5. The method for processing ship trade chain related status data according to claim 1, characterized in that, The process of performing graph computation on the multi-source heterogeneous data based on the entity relationship graph data structure to generate state representation parameters for characterizing the association status of the ship trade chain includes: Based on the background data and the external constraint reference data, static reference feature parameters are generated; Based on the dynamic trajectory data, dynamic behavior feature parameters are generated; Based on the entity relationship graph data structure, association strength feature parameters are generated by graph traversal calculation.
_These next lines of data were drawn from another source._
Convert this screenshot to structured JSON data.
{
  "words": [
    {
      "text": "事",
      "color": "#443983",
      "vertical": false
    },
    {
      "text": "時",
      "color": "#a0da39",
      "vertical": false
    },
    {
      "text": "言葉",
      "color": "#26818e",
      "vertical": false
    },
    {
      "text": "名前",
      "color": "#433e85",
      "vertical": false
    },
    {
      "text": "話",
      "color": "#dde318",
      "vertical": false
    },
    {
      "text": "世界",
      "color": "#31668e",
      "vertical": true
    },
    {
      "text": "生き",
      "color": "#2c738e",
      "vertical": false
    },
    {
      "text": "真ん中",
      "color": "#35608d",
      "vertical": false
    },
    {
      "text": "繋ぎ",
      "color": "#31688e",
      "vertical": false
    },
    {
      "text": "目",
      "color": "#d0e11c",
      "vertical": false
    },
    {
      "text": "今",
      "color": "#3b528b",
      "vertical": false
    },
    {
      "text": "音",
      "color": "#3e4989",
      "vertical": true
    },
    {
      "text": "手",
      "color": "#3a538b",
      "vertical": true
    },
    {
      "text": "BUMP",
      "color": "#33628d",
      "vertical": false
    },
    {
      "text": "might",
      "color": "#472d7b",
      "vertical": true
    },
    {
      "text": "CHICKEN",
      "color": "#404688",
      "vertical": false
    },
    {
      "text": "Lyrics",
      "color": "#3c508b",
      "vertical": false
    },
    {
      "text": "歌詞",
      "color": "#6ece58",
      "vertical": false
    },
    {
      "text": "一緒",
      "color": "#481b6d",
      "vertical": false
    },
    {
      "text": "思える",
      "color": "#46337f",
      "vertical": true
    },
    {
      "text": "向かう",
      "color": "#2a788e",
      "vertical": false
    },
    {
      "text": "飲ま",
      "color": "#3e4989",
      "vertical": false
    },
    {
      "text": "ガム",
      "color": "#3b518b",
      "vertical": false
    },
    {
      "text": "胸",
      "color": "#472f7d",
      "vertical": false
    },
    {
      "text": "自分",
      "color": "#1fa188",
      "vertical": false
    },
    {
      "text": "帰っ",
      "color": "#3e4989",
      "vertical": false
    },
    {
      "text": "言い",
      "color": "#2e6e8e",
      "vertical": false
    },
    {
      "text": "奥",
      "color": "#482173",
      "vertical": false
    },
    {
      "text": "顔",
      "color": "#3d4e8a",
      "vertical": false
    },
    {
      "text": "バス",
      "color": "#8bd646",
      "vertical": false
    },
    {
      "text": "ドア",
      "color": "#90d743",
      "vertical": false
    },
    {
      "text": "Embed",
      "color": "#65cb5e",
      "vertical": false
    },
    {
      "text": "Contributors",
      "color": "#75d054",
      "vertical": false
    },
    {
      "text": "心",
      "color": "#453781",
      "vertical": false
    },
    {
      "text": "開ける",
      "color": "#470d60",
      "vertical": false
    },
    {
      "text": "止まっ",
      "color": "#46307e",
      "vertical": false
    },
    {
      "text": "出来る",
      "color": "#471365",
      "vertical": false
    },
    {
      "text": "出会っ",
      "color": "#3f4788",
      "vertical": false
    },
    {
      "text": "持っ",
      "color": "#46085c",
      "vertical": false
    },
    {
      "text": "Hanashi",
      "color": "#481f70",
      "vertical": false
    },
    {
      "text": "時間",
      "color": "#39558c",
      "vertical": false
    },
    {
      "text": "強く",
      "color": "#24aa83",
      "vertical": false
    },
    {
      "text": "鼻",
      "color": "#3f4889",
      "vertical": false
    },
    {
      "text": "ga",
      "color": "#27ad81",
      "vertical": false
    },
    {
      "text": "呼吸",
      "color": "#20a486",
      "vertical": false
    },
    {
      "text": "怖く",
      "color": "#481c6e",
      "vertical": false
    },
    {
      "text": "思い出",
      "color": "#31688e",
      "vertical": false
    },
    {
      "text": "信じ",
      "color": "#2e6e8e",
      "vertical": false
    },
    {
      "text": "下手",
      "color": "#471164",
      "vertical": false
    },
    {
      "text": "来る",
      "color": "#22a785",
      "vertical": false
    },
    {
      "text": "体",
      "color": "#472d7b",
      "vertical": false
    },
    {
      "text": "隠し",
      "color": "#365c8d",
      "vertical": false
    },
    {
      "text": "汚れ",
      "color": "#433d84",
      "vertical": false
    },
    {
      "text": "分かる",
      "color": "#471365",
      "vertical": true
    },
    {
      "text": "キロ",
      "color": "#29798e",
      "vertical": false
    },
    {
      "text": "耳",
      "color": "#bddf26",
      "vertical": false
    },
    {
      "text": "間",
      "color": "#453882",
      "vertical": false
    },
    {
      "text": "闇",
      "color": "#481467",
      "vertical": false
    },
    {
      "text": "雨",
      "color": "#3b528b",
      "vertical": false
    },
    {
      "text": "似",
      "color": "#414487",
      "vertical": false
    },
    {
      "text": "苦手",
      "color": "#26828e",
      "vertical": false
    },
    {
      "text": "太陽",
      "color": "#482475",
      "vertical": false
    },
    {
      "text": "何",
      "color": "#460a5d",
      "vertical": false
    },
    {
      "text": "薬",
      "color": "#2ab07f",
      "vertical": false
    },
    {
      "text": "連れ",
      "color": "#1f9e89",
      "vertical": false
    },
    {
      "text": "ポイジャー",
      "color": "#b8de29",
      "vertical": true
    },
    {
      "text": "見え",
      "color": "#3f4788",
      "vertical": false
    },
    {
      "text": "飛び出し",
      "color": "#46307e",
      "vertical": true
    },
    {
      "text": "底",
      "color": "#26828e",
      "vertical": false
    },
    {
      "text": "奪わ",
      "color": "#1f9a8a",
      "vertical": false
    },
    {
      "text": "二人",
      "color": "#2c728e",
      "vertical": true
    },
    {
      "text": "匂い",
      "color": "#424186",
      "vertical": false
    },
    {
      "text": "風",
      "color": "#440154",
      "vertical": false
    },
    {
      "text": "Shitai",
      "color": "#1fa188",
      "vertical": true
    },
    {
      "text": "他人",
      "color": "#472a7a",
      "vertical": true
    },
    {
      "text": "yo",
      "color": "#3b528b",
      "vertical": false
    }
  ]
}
The static reference feature parameters, the dynamic behavior feature parameters, and the correlation strength feature parameters are fused and calculated to generate the state characterization parameters.

6. The method for processing ship trade chain related status data according to claim 5, characterized in that, The generation of association strength feature parameters based on the entity relationship graph data structure through graph traversal includes: In the entity relationship graph data structure, locate the nodes corresponding to each associated entity and the reference nodes identified in the external constraint reference data; Based on the graph traversal algorithm, the associated paths and path lengths between the nodes are obtained; A correlation strength parameter is generated based on the path length, wherein the smaller the path length, the larger the corresponding correlation strength parameter; Based on the correlation strength parameters, the correlation strength feature parameters are generated.

7. The method for processing ship trade chain related status data according to claim 1, characterized in that, The status identification data is generated by comparing the status representation parameters with a preset threshold range, and the status identification data is used to represent the associated status level of the current ship trade order.

8. A device for processing ship trade chain related status data, characterized in that, include: The acquisition module is used to acquire multi-source heterogeneous data corresponding to the current ship trade order through at least one data interface in response to the current ship trade order. The multi-source heterogeneous data includes at least the background data of each associated entity, the dynamic trajectory data of the transport vessel, and the external constraint reference data. A construction module is used to construct an entity relationship graph data structure in memory based on the multi-source heterogeneous data to represent the current ship trade order. The entity relationship graph data structure includes node data to represent each associated entity and edge data to represent the relationship between each associated entity. The calculation module is used to perform graph calculation processing on the multi-source heterogeneous data based on the entity relationship graph data structure, and generate state characterization parameters to characterize the association state of the ship trade chain. The generation module is used to generate status identifier data corresponding to the current ship trade order based on the status characterization parameters.

9. A data processing device for ship trade chain-related status, characterized in that, include: Memory, used to store programs or instructions; A processor, configured to implement the steps of the ship trade chain associated status data processing method as described in any one of claims 1 to 7 when executing the program or instructions.

10. A computer-readable storage medium, characterized in that, It stores a program or instruction that, when executed by a processor, implements the steps of the ship trade chain associated status data processing method as described in any one of claims 1 to 7.